Chinese-language media conglomerates in Australia, which depend on Beijing funding for their programming, do not report the existence of the mystery document nor do they provide open and critical coverage of the banned topics.

There's also a section on Beijing's management of local diasporas:

In Australia, the party ranks control and management of the Chinese diaspora community well above damage to that community’s reputation. Beijing considers the 2008 counter-demonstrations orchestrated along the route of the Olympic Torch relay in Australia not as a disgraceful display of extra-territorial hubris but as a successful endorsement of its strategy harnessing Chinese residents of other countries to its national objectives.

Fitzgerald's bracing conclusion:

It was all very well to respect the value differences that separate Australia from China while each country went about its business. This may have been the case in Prime Minister Howard’s day, but it is certainly not the case today. China is determined to change the status quo in the region, to project its values through public diplomacy, and increasingly to link trade and investment with political trade-offs.

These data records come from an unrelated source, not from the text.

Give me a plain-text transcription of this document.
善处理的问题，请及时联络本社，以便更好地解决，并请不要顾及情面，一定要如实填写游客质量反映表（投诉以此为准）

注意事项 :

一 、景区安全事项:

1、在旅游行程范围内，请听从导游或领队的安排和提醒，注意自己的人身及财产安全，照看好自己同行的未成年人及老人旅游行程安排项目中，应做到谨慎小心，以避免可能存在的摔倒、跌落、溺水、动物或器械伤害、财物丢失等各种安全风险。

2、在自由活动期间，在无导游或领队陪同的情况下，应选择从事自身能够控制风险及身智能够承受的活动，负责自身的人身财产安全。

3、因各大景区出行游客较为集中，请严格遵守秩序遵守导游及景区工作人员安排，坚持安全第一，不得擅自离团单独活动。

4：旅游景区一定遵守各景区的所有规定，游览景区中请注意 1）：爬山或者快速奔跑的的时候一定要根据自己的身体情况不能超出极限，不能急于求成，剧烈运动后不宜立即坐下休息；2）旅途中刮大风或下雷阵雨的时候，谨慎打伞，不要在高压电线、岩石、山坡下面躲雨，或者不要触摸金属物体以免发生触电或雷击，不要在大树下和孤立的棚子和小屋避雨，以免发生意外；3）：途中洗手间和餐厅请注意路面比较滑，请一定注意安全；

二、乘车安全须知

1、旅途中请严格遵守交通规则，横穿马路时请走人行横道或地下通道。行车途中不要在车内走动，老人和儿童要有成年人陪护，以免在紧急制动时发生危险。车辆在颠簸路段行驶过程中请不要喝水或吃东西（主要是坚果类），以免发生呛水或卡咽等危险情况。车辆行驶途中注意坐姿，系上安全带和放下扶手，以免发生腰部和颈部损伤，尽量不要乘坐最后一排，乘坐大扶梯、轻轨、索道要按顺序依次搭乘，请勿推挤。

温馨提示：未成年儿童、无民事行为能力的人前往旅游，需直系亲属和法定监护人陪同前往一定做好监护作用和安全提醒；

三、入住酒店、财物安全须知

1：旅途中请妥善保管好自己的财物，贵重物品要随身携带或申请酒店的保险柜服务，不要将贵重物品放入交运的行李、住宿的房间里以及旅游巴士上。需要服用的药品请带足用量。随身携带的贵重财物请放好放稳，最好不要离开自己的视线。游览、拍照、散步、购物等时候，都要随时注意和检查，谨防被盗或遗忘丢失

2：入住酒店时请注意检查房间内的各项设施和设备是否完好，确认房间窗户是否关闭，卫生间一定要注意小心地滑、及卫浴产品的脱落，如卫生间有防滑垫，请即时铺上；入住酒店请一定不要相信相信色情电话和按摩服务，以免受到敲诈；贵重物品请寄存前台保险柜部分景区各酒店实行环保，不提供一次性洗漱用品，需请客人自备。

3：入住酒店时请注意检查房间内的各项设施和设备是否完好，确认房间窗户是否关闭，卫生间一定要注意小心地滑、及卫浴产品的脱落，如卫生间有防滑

In Australia, the CCP is mobilizing and policing its diaspora to flaunt its distaste for liberal-democratic values. Howard used to say that Australia faces a phony choice between its economic interests and its basic values in balancing relations with China and the United States. The problem for Prime Minister Abbott is that it may no longer be Australia’s choice whether or not to exercise even a phony choice. In arriving at this point, Australians have handicapped themselves by ceding too much to China on national values and reflecting too lightly on the universal character of their own.